This song is stuck in my head:
Seven A.M., the usual morning line-up
Start on the chores, and sweep 'til the floor's all clean
Polish and wax, do laundry and mop and shine up
And by then
It's, like, seven-fifteen
And so I'll read a book
Or maybe two or three
I'll add a few new paintings
To my gallery
I'll play guitar and knit and cook
Just wonder, when will my life begin
Then, after lunch, it's puzzles, and darts,and baking...
Paper-mache, a bit of ballet, and chess....
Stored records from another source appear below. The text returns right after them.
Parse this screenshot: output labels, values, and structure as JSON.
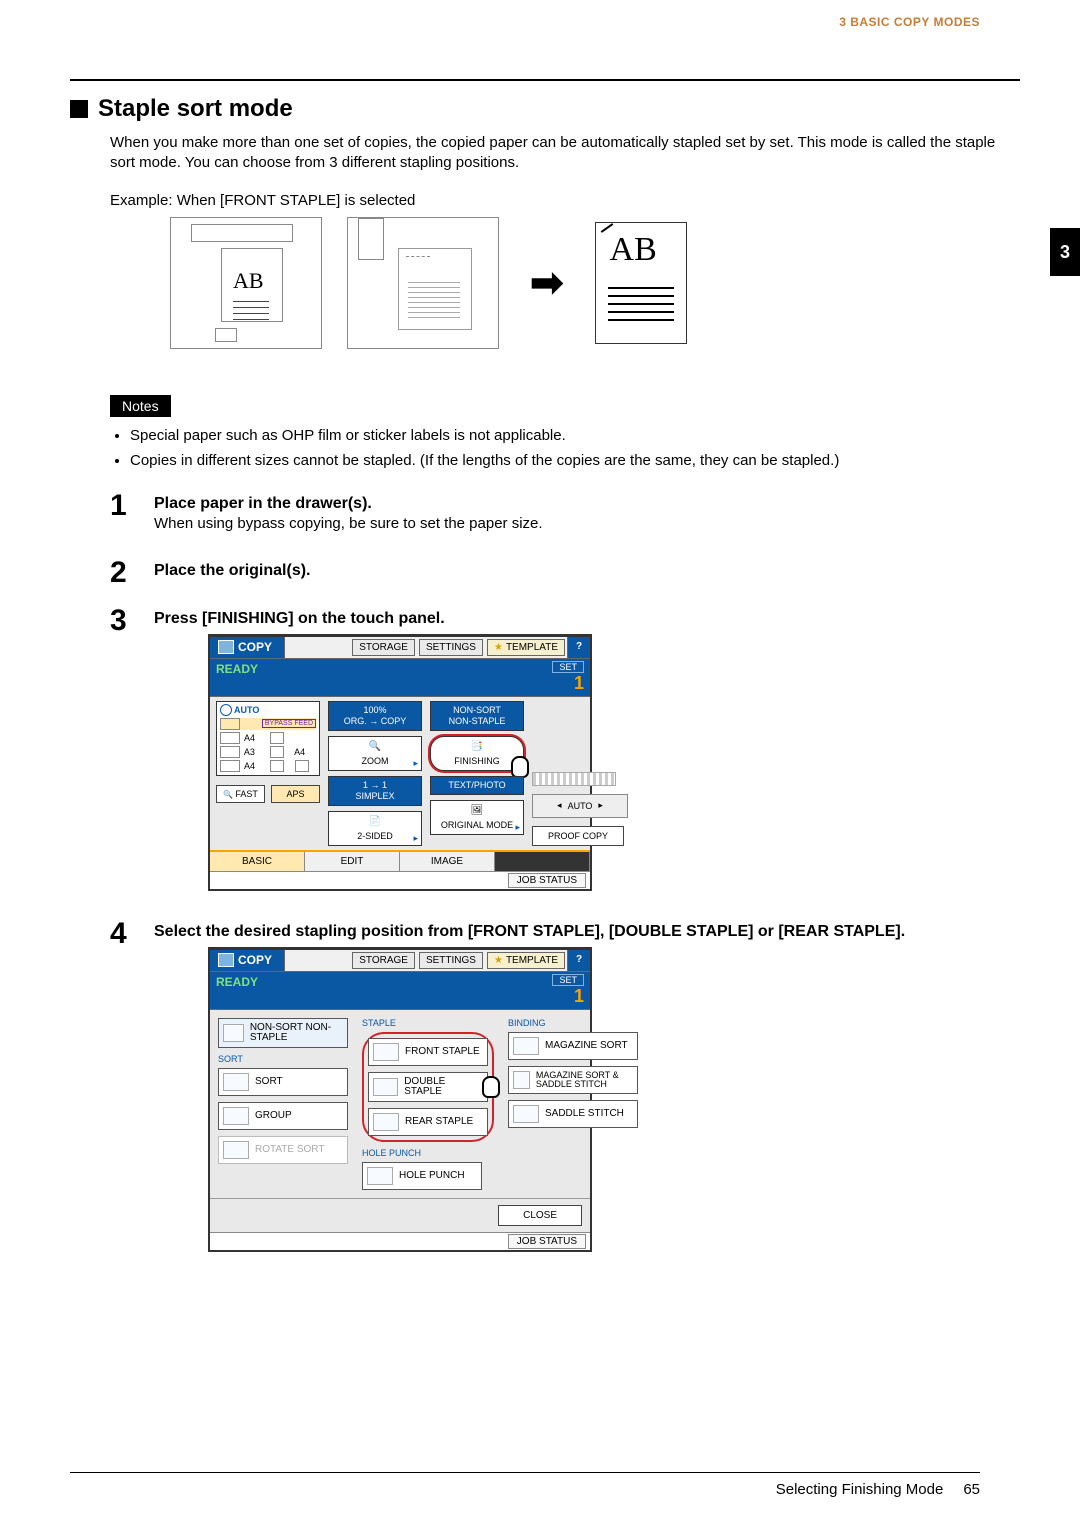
{
  "runningHead": "3 BASIC COPY MODES",
  "chapterTab": "3",
  "heading": "Staple sort mode",
  "intro": "When you make more than one set of copies, the copied paper can be automatically stapled set by set. This mode is called the staple sort mode. You can choose from 3 different stapling positions.",
  "exampleLabel": "Example: When [FRONT STAPLE] is selected",
  "illus": {
    "ab": "AB"
  },
  "notesBadge": "Notes",
  "notes": [
    "Special paper such as OHP film or sticker labels is not applicable.",
    "Copies in different sizes cannot be stapled. (If the lengths of the copies are the same, they can be stapled.)"
  ],
  "steps": {
    "s1": {
      "num": "1",
      "title": "Place paper in the drawer(s).",
      "desc": "When using bypass copying, be sure to set the paper size."
    },
    "s2": {
      "num": "2",
      "title": "Place the original(s)."
    },
    "s3": {
      "num": "3",
      "title": "Press [FINISHING] on the touch panel."
    },
    "s4": {
      "num": "4",
      "title": "Select the desired stapling position from [FRONT STAPLE], [DOUBLE STAPLE] or [REAR STAPLE]."
    }
  },
  "panel1": {
    "copy": "COPY",
    "storage": "STORAGE",
    "settings": "SETTINGS",
    "template": "TEMPLATE",
    "help": "?",
    "ready": "READY",
    "setLabel": "SET",
    "setCount": "1",
    "auto": "AUTO",
    "bypass": "BYPASS FEED",
    "drawers": {
      "d1": "A4",
      "d2": "A3",
      "d3": "A4",
      "side": "A4"
    },
    "fastBtn": "FAST",
    "apsBtn": "APS",
    "zoomPct": "100%",
    "orgCopy": "ORG. → COPY",
    "zoom": "ZOOM",
    "simplex1": "1 → 1",
    "simplex2": "SIMPLEX",
    "twoSided": "2-SIDED",
    "nonSort1": "NON-SORT",
    "nonSort2": "NON-STAPLE",
    "finishing": "FINISHING",
    "textPhoto": "TEXT/PHOTO",
    "origMode": "ORIGINAL MODE",
    "autoGray": "AUTO",
    "proof": "PROOF COPY",
    "tabs": {
      "basic": "BASIC",
      "edit": "EDIT",
      "image": "IMAGE"
    },
    "jobStatus": "JOB STATUS"
  },
  "panel2": {
    "copy": "COPY",
    "storage": "STORAGE",
    "settings": "SETTINGS",
    "template": "TEMPLATE",
    "help": "?",
    "ready": "READY",
    "setLabel": "SET",
    "setCount": "1",
    "groups": {
      "staple": "STAPLE",
      "binding": "BINDING",
      "hole": "HOLE PUNCH",
      "sort": "SORT"
    },
    "opts": {
      "nonSort": "NON-SORT NON-STAPLE",
      "sort": "SORT",
      "group": "GROUP",
      "rotate": "ROTATE SORT",
      "front": "FRONT STAPLE",
      "double": "DOUBLE STAPLE",
      "rear": "REAR STAPLE",
      "hole": "HOLE PUNCH",
      "magSort": "MAGAZINE SORT",
      "magSaddle": "MAGAZINE SORT & SADDLE STITCH",
      "saddle": "SADDLE STITCH"
    },
    "close": "CLOSE",
    "jobStatus": "JOB STATUS"
  },
  "footer": {
    "section": "Selecting Finishing Mode",
    "page": "65"
  }
}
Pottery and ventriloquy, candle-making...
Then I'll stretch
[From: http://www.elyrics.net/read/t/tangled-lyrics/when-will-my-life-begin-lyrics.html ]
Take a climb
Sew a dress
And I'll re-read the books
If I have time to spare
I'll paint the wall some more
I'm sure there's room somewhere
And then I'll brush, and brush
And brush, and brush my hair
Stuck in the same place I've always been
And I'll keep wond'ring
When will my life begin.....
Sounds kind of pathetic when I say that but it is true. I am definitely not defined by my job. And I can tell you that I have genuinely enjoyed having this extra time with the kids. BUT. I am not a person who likes to be idle. I am not a person who likes to be without a firm plan. Being unemployed causes both those things. Not to mention the financial burden or the fact that without the extra money home improvements are out. Or that we are going to need a newer car eventually....or the million other things running in my head.
Basically, I am to the point that I have run out of things to do...now I want my life to get back on track again.